Billions of dollars are accumulating in Moscow beyond the reach of its foreign owners. Stock dividends, interest payments on bonds and anything else that Western investors didn’t sell before the war — it’s all part of the pile of money that’s been trapped by sanctions, writes Bloomberg.
The accounts are remnants of what’s left of Russia’s ties to the world of international finance, and another marker of its growing isolation. Questions remain about what will happen to the cash stuck in Moscow.
Legally, the money belongs to some of the biggest investment houses, like JPMorgan Asset Management and Schroders Plc, but privately most acknowledge there’s no hope of recovery.
“You have marked it to zero, you have to forget about it,” said Tim Love at GAM Investment Management, who owned Russian stocks as part of an emerging equity fund. “The market is still there, but when one talks of repatriating dividends or accessing the underlying security, it all comes down to sanctions.”
In conversations, money managers speak about the issue with some frustration, and many don’t want to talk on the record about owning Russian assets while there’s a war going on.
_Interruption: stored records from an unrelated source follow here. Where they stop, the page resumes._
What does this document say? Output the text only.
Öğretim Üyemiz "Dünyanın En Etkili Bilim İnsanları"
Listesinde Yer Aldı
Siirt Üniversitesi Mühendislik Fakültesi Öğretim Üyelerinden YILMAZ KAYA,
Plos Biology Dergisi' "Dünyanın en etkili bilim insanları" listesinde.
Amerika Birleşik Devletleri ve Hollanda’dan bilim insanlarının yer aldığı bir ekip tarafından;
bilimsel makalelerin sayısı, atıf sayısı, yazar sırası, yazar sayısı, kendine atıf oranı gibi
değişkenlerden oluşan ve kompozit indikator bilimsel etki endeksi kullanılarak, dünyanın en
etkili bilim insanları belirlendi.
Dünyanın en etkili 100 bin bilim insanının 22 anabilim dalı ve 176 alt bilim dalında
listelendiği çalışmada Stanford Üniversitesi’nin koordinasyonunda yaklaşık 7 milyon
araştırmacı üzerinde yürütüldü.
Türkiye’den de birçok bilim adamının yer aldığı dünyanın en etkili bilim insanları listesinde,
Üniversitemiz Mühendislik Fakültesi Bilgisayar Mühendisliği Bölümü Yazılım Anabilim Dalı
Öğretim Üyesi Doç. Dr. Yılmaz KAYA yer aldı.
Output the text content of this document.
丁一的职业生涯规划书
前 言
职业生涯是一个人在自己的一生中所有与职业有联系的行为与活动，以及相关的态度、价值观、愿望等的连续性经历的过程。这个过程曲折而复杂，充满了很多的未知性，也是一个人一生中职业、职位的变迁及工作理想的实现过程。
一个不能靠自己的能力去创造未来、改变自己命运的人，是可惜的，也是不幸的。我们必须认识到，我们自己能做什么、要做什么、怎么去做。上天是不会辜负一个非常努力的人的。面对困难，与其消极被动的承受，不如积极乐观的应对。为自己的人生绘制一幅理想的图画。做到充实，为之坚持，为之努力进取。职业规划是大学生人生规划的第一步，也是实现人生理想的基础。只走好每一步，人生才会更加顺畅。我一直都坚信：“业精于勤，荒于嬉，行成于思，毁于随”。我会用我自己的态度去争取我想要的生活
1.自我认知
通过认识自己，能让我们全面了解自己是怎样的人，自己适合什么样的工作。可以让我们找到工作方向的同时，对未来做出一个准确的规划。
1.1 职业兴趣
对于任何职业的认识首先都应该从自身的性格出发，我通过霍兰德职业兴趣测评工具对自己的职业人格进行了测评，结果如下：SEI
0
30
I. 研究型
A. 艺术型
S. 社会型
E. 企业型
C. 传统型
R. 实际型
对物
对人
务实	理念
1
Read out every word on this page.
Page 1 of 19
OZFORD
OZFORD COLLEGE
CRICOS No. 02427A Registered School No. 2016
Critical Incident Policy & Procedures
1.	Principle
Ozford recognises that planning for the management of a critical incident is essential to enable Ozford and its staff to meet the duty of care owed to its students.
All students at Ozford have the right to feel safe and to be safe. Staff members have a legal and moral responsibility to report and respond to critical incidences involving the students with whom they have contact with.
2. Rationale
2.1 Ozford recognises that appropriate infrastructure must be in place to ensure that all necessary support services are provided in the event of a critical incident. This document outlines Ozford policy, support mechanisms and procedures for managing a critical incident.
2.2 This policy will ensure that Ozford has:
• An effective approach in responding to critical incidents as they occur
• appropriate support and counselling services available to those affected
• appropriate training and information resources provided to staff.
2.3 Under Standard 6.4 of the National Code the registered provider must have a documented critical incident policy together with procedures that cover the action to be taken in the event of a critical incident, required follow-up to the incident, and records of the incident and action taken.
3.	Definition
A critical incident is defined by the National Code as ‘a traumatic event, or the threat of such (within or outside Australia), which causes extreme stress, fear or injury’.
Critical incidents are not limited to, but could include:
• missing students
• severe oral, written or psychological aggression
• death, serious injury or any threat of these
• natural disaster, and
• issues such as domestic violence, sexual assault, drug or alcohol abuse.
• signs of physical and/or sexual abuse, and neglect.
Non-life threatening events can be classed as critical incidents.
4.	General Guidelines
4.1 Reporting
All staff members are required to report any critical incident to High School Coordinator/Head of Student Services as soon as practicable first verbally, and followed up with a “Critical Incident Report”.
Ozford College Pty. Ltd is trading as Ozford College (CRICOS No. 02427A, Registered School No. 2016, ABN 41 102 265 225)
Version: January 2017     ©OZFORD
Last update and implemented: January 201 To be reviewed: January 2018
Unless they’re willing to test the boundaries of sanctions, they can’t do anything with the cash.
At a press conference, Central Bank Governor Elvira Nabiullina declined to disclose how much money is in special non-resident bank accounts, known as Type C, but said it continues to grow.
Before the war, foreign investments in Russia were substantial, amounting to around $150 billion of stocks and government bonds, data from the Moscow Exchange and Bank of Russia show.
Asset managers have suspended their Russian funds, but some still calculate a theoretical value of how much the assets are worth for clients.
For instance, JPMorgan Asset Management’s Emerging EMEA investment trust told clients that the Russian companies it held continued to pay dividends, with approximately £6.3 million ($7.6 million) frozen in C-accounts as of Jan. 4, though it stressed the money was not accessible.
In the case of BlackRock Inc., it has terminated the iShares MSCI Russia ETF. The company said that it continues to talk to regulators and others in the market about how to exit the positions.
Another asset manager, East Capital, said it had a total of €13 million ($13.8 million) in the special accounts as of February.
“We have to be cautious about what we can tell our clients,” said Alexandra Morris, investment director at Norwegian asset manager Skagen AS. “We can show them these are the values currently priced, but the likelihood is low that we will be able to access them, in fact they could be confiscated any day.”
Meanwhile countries have begun repatriating their gold reserves after the West freezes almost half of Russia's gold and foreign exchange reserves, Reuters reports. According to a survey of central banks, 68% reserves are now held in their countries, up 18% from 50% in 2020. Some countries are also beginning to abandon the dollar as a reserve currency.